It may be a long way from Portugal, but it is proving a new thorn in the side of Álvaro Sobrinho – the Angolan businessman pursued by prosecutors in this country over roughly €500 million that went missing from BES Angola when he was the bank’s president.
French-language newspaper L’Express reports that Mauritius’ ministry of good governance suspects Sobrinho set up a foundation on the French islands of Mauritius to ‘mask illicit activities’.
L’Express has “dedicated pages and pages” to Sobrinho since the end of last month, writes Visão magazine, explaining not only who he is but “the suspicions” that are also facing him “in other countries”.
The Resident itself received questions from a source in Mauritius only last week, asking us to “please let us have the latest developments on Álvaro Sobrinho’s cases with Portuguese justice.
“He is presently at the centre of a rather big financial affair in Mauritius”, the source continued. “The Financial Services Commission here affirms that there is absolutely no case against him in Portugal.

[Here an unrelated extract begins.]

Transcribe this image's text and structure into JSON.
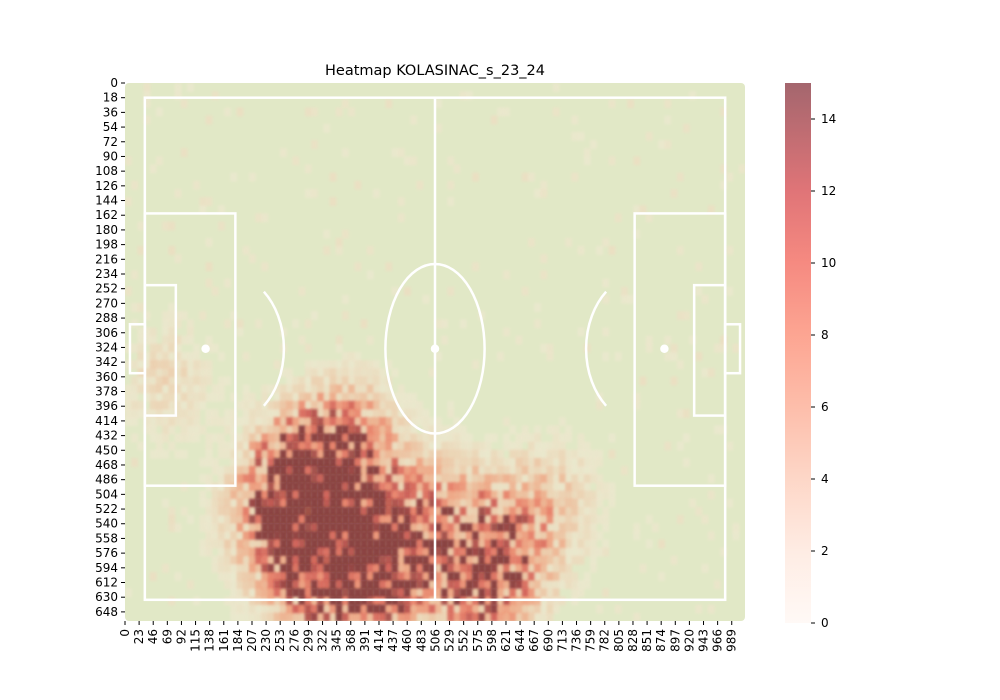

Can you confirm?”
The truth, right now, is that the Financial Services Commission’s information is correct.
There is absolutely no case in Portugal against Sobrinho, although the public ministry is trying (some might say desperately) to see a lien on his various VIP properties in Cascais/ Estoril reinstated – and only last August bank regulators here confirmed they had Sobrinho’s multiple investments in Portugal under scrutiny – particularly the millions channelled into his shareholding in Sporting football club’s management company, SAD do Sporting.

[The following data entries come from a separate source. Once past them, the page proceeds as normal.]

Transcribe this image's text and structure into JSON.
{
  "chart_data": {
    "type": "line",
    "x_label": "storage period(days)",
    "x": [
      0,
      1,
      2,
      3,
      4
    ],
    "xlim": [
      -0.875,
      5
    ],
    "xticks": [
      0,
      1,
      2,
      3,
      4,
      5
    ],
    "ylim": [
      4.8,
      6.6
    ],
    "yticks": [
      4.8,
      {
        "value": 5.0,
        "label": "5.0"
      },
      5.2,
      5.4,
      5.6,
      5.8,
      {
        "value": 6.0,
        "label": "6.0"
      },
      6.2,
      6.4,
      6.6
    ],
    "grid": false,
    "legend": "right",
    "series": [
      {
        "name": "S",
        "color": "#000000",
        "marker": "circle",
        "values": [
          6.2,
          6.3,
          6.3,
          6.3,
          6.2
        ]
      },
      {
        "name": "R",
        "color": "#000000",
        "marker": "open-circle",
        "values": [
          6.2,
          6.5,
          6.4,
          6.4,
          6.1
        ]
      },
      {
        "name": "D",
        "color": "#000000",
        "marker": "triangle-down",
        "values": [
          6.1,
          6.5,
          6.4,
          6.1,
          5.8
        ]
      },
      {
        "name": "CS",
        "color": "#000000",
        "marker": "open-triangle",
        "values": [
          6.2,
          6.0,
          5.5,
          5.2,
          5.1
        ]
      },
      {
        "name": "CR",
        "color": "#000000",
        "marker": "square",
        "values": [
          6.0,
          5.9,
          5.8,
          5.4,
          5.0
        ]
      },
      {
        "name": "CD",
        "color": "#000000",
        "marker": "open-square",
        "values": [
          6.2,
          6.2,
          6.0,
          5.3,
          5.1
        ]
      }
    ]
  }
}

As Correio da Manhã pointed out in one of its many texts on the businessman said to have started his career “with only a motorcycle registered in his name”, he has always been extremely vague about what happened to BES Angola’s missing millions.
Wikipedia describes him in the usually mutually exclusive terms of “philanthropist, banker and businessman” – and it is in the former term that he appears to have been presenting himself on the islands of Mauritius.
The “rather big financial affair” involves the purchase of four Range Rovers and three Jaguars for 40 million Mauritian rupees (more than a million euros, says Visão) which were then offered to “people politically exposed in the country” – leading the Mauritian opposition to suggest underhand dealings with the republic’s president Ameenah Gurib-Fakim, a partner in the Mauritius’ based offshoot of Sobrinho’s foundation, Planet Earth Institute.
Among the ‘dealings’ is the case of the islands’ Financial Services Commission having attributed two licences for two of Sobrinho’s investment funds. One of those licences was ‘attributed’ 15 minutes after the request for it had been made, explains Visão “after the country’s central bank had allegedly refused to give Sobrinho a banking licence”.
The Planet Earth Institute is listed as an international NGO and charity, working for the scientific independence of Africa. Recent grants include one “for a campaign to mobilise resources for Research & Development in Africa from the Bill and Melinda Gates Foundation”.
The value of the grant is not given on PEI’s website, though the Mauritian president is quoted as saying the money will be used to “highlight critical issues at the heart of Africa’s scientific agenda and create innovative platforms, online and offline, for leaders to come together and innovate for solutions”.